It Was Long Ago by Eleanor Farjeon
4 February 2002

 

This poem is in 12 stanzas of three lines each, and perhaps the most striking feature of it is the strong use of repetition.

The words "you know" are repeated constantly, appearing three times at the ends of stanzas, plus a concluding "you see". "Long ago" is used four times (apart from the title) and words rhyming with "me" and "know" are scattered throughout, lending a pleasing sense of rhythm to the lines.

The subject matter itself is simplistic, but enchanting in its simplicity. A small girl - very small, "not more than three" - is given a dish of bilberries and cream by an old woman. It is summer, the girl's family are probably on holiday as she seems to be unfamiliar with her surroundings, the road is dusty. All senses are invoked by small things, which experience has taught me is an excellent literary technique. Reading quietly, you feel yourself there, and "how it felt to be three".

There are just a few lines I dislike. "I dragged on the dusty road" is a little too ambiguous for the rest of the poem. While unusual metaphors should be used, they should not be so unusual as to confuse the reader. And "the smell of everything" is definitely a cop-out. The smell of the berries could not be invoked, as they had already been used, rather obviously, for taste; but did the dust not have a scent, or the grass? Or, to be somewhat immature, how about the old woman herself? Tiny, tiny invocations should be used for each sense, obvious and elusive in their obviousness.
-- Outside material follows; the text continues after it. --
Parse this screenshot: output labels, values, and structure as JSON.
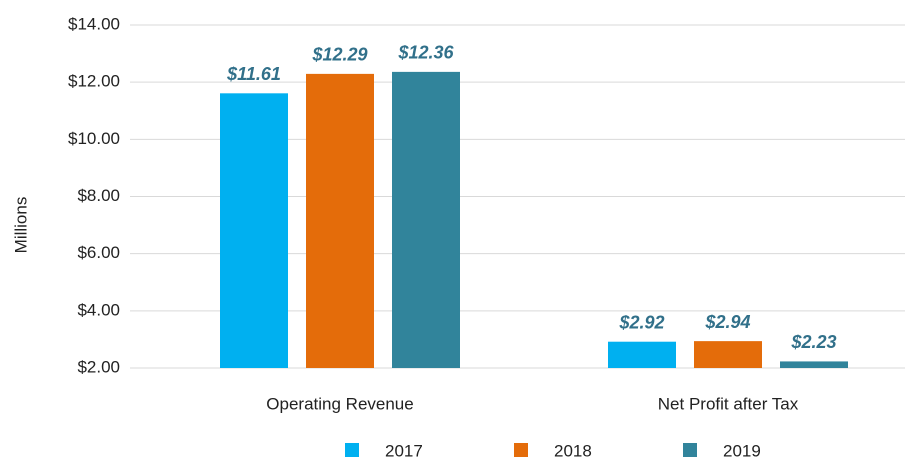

When you recognise a set of words which you have never seen before, greet and embrace it and move on, you know that the writer has chosen a perfect metaphor or other language technique; if, however, you hesitate for even a second, they have tried too hard.

 

 

7 February 2002

This poem has a very exciting rhyme scheme. Breaking it down into "a"s and "b"s cannot remove the magic.

I can see everything described, or almost everything. I can't quite see the fence. "A dusty road in summer… an old house…" inevitably conjures up visions of farm homesteads, abandoned, ramshackle, and unarguably fenceless.

I am drunk on this poem. It's one of a type that I will never write. As I accept my own poetic inadequacy, I enjoy reading poetry more and more.